Our first-principles calculations are based on Linearized Augmented Plane Wave (LAPW) method as implemented in the Wien2k code²⁴ with no shape approximation to the potential and charge density. For the number of plane waves in LAPW calculations, the criterion used is muffin-tin radius multiplied by K_max (for the plane wave) yielding a value of 7.0. Results have been cross-checked in terms of calculations in plane wave basis as implemented in the Vienna Ab-initio Simulation Package (VASP)^25,26 with projector-augmented wave (PAW) potential²⁷. The kinetic energy cut-off for expansion of wavefunctions used is 450 eV and reciprocal space integrations are carried out with a k-space mesh of 8 × 8 × 8. The exchange-correlation functional is chosen to be that given by generalized gradient approximation (GGA)²⁸. Both Cr and Os being transition metal ions correlation effect necessarily arise and GGA alone may not sufficient to take into account of this. The correlation effect beyond GGA at the transition metal sites in our calculations is taken into account through supplemented on-site Hubbard U correction via GGA + U formulation²⁹. Cr being 3rd transition metal and Os being 5d transition metal with wider bands compared to Cr, it is expected correlation effect will be stronger in Cr compared to Os. We have thus chosen U values of 4.8 eV and 1.8 eV at 3d Cr and 5d Os sites, respectively. The Hund´s coupling parameters J_H is chosen to be 0.8 eV, giving rise to U_eff = U – J_H = 4 eV and 1 eV on Cr and Os sites, respectively. The trend of our results does not depend on chosen U value. Spin-orbit coupling (SOC) important due to presence of Os ions is included in the calculations in scalar relativistic form as a perturbation to the original Hamiltonian.

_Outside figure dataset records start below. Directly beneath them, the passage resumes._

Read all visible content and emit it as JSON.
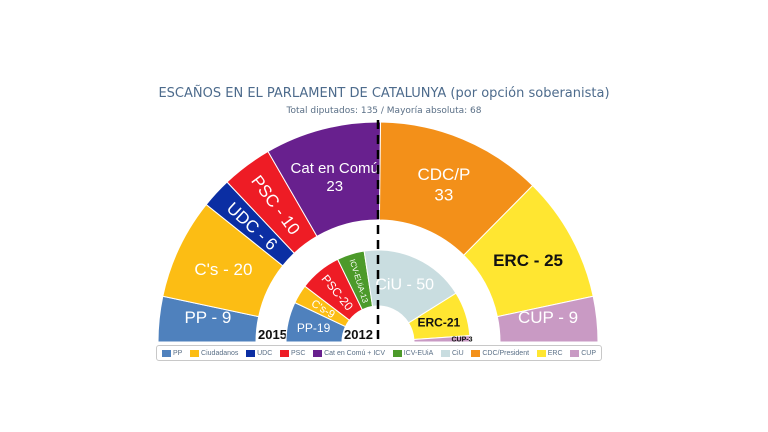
{
  "chart_data": {
    "type": "parliament",
    "title": "ESCAÑOS EN EL PARLAMENT DE CATALUNYA (por opción soberanista)",
    "subtitle": "Total diputados: 135 / Mayoría absoluta: 68",
    "total_seats": 135,
    "majority": 68,
    "rings": [
      {
        "year": "2015",
        "series": [
          {
            "party": "PP",
            "seats": 9,
            "label": "PP - 9",
            "color": "#4f81bd"
          },
          {
            "party": "Ciudadanos",
            "seats": 20,
            "label": "C's - 20",
            "color": "#fcbd14"
          },
          {
            "party": "UDC",
            "seats": 6,
            "label": "UDC - 6",
            "color": "#0b2ea3"
          },
          {
            "party": "PSC",
            "seats": 10,
            "label": "PSC - 10",
            "color": "#ee1c25"
          },
          {
            "party": "Cat en Comú + ICV",
            "seats": 23,
            "label": "Cat en Comú\n23",
            "color": "#68208e"
          },
          {
            "party": "CDC/President",
            "seats": 33,
            "label": "CDC/P\n33",
            "color": "#f39019"
          },
          {
            "party": "ERC",
            "seats": 25,
            "label": "ERC - 25",
            "color": "#ffe631"
          },
          {
            "party": "CUP",
            "seats": 9,
            "label": "CUP - 9",
            "color": "#c99ac4"
          }
        ]
      },
      {
        "year": "2012",
        "series": [
          {
            "party": "PP",
            "seats": 19,
            "label": "PP-19",
            "color": "#4f81bd"
          },
          {
            "party": "Ciudadanos",
            "seats": 9,
            "label": "C's-9",
            "color": "#fcbd14"
          },
          {
            "party": "PSC",
            "seats": 20,
            "label": "PSC-20",
            "color": "#ee1c25"
          },
          {
            "party": "ICV-EUiA",
            "seats": 13,
            "label": "ICV-EUiA-13",
            "color": "#4c9a2a"
          },
          {
            "party": "CiU",
            "seats": 50,
            "label": "CiU - 50",
            "color": "#c9dde0"
          },
          {
            "party": "ERC",
            "seats": 21,
            "label": "ERC-21",
            "color": "#ffe631"
          },
          {
            "party": "CUP",
            "seats": 3,
            "label": "CUP-3",
            "color": "#c99ac4"
          }
        ]
      }
    ],
    "legend": [
      {
        "label": "PP",
        "color": "#4f81bd"
      },
      {
        "label": "Ciudadanos",
        "color": "#fcbd14"
      },
      {
        "label": "UDC",
        "color": "#0b2ea3"
      },
      {
        "label": "PSC",
        "color": "#ee1c25"
      },
      {
        "label": "Cat en Comú + ICV",
        "color": "#68208e"
      },
      {
        "label": "ICV-EUiA",
        "color": "#4c9a2a"
      },
      {
        "label": "CiU",
        "color": "#c9dde0"
      },
      {
        "label": "CDC/President",
        "color": "#f39019"
      },
      {
        "label": "ERC",
        "color": "#ffe631"
      },
      {
        "label": "CUP",
        "color": "#c99ac4"
      }
    ],
    "legend_placement": "bottom"
  }
}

The inclusion of U was found to be necessary for opening up a clear band gap in the parent compound in presence of SOC. For extraction of a few-band, tight-binding Hamiltonian out of full DFT calculation, to be used as input to exact diagonalization study, we carry out muffin-tin orbital (MTO) based NMTO-downfolding calculations³⁰. The reliability of the calculations in different basis sets has been checked.

The results of exact diagonalization calculations are carried out on a lattice of dimension 8 × 8 × 8. Calculations have been carried out as well for lattices of different sizes and the trend is found to be the same as that presented.